Other lawmakers are also lining up legislation to clamp down on local COVID-19 restrictions and further limit the power of mayors to use their executive power to respond to the COVID-19 pandemic.

Rep. Ryan Wilcox, R-Ogden, and Senate Majority Assistant Whip Kirk Cullimore, R-Sandy, are sponsoring HB182, which excludes state facilities from the jurisdiction of local health departments and restricts chief executive officers of municipalities from exercising emergency powers or declaring a state of emergency during a pandemic.

The bill takes aim at Salt Lake City Mayor Erin Mendenhall, who has used emergency powers to issue citywide mandates of her own.
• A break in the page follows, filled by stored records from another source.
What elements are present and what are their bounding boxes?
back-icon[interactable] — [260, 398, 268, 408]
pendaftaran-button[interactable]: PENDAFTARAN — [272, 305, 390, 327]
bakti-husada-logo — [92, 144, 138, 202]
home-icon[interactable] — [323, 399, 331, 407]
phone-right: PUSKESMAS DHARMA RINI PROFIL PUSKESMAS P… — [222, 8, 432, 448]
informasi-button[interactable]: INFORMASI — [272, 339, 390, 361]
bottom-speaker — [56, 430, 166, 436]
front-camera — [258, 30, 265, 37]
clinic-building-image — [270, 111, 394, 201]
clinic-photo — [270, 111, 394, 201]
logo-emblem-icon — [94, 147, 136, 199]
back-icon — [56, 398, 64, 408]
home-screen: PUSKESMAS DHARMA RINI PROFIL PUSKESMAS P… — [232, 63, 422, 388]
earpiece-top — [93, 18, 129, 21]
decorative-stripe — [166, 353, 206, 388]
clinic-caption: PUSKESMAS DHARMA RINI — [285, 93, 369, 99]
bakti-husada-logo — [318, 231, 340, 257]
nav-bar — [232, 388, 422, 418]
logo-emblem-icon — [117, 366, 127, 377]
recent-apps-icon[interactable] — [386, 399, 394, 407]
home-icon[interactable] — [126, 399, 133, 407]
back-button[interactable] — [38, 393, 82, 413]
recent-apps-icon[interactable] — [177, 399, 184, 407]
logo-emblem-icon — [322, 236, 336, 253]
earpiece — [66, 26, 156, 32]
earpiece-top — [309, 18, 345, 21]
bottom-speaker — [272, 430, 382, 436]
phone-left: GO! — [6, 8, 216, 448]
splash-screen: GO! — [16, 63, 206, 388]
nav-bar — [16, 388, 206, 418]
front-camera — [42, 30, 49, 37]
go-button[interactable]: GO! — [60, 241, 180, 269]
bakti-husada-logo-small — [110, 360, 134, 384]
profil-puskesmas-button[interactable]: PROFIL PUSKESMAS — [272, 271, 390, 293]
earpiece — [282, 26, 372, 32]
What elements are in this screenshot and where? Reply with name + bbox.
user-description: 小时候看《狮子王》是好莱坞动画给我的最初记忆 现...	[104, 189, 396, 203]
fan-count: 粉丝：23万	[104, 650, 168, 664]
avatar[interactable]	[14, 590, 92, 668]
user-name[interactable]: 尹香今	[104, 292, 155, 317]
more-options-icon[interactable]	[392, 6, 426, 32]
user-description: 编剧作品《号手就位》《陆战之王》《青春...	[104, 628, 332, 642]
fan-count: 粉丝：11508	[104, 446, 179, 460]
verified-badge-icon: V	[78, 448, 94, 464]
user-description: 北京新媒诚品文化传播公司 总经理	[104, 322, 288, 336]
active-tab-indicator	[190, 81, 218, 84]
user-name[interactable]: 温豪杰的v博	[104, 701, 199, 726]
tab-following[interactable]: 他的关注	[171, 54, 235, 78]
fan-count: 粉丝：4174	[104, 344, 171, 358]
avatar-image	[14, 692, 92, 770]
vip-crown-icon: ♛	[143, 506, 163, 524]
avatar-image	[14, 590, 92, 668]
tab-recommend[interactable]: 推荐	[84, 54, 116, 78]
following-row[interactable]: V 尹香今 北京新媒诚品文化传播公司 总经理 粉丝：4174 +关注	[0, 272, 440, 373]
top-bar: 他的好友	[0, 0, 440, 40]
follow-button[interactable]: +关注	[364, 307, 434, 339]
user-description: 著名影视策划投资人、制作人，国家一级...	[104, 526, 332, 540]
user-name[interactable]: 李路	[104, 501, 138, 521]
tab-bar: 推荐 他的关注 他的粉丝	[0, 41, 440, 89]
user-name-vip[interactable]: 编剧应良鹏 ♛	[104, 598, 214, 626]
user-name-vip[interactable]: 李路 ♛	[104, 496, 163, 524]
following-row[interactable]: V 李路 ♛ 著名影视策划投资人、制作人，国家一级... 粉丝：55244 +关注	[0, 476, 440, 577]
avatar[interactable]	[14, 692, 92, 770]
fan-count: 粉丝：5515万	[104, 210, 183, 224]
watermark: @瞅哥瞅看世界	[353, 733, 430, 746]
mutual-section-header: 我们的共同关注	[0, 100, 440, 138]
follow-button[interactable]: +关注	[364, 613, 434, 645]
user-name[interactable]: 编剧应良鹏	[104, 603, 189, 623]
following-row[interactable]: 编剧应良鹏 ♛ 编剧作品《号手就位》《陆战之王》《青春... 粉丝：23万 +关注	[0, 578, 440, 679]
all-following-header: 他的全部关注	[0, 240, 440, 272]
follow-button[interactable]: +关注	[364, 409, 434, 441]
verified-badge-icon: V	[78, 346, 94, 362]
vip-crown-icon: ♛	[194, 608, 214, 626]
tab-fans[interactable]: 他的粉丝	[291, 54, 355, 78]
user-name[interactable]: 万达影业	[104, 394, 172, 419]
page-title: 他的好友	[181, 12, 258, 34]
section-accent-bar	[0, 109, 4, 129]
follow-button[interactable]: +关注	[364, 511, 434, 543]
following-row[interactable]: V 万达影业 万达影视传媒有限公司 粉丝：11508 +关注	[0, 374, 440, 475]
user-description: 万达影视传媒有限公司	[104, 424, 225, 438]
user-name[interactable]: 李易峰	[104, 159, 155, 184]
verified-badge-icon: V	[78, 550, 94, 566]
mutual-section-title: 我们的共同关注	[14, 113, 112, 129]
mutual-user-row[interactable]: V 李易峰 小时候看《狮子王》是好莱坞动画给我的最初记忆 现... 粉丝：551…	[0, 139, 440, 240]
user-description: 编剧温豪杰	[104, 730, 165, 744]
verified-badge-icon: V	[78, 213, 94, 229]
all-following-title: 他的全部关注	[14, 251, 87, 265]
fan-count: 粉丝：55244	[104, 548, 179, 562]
She wrote to Dunn requesting the public health order earlier this month, saying "It is our shared responsibility as leaders to protect every life we can."

Mendenhall issued a mask mandate for schools in Salt Lake City last August, which she said was legal because although state law approved by the Utah Legislature last year limited authority for health officials and the governor when it comes to mask mandates, the law does not apply to city mayors in the same way.

HB182 seeks to close that loophole and would effectively tie Mendenhall's hands when it comes to future mask mandates.

In a tweet posted on Tuesday morning, Mendenhall said she was not surprised by what she calls a piece of "reactive legislation," and blames a "toxic political climate" for the pushback.

"Rather than stripping local authority, we request the Legislature acknowledge that municipal mayors have direct expertise related to any kind of emergency in their local communities, and those mayors' authority should not be usurped for political retribution," her tweet read.

Adams said the bill wasn't designed as retribution against Mendenhall, but said he thinks it's "questionable that cities have the expertise ... to rule on pandemics" because they lack their own health departments.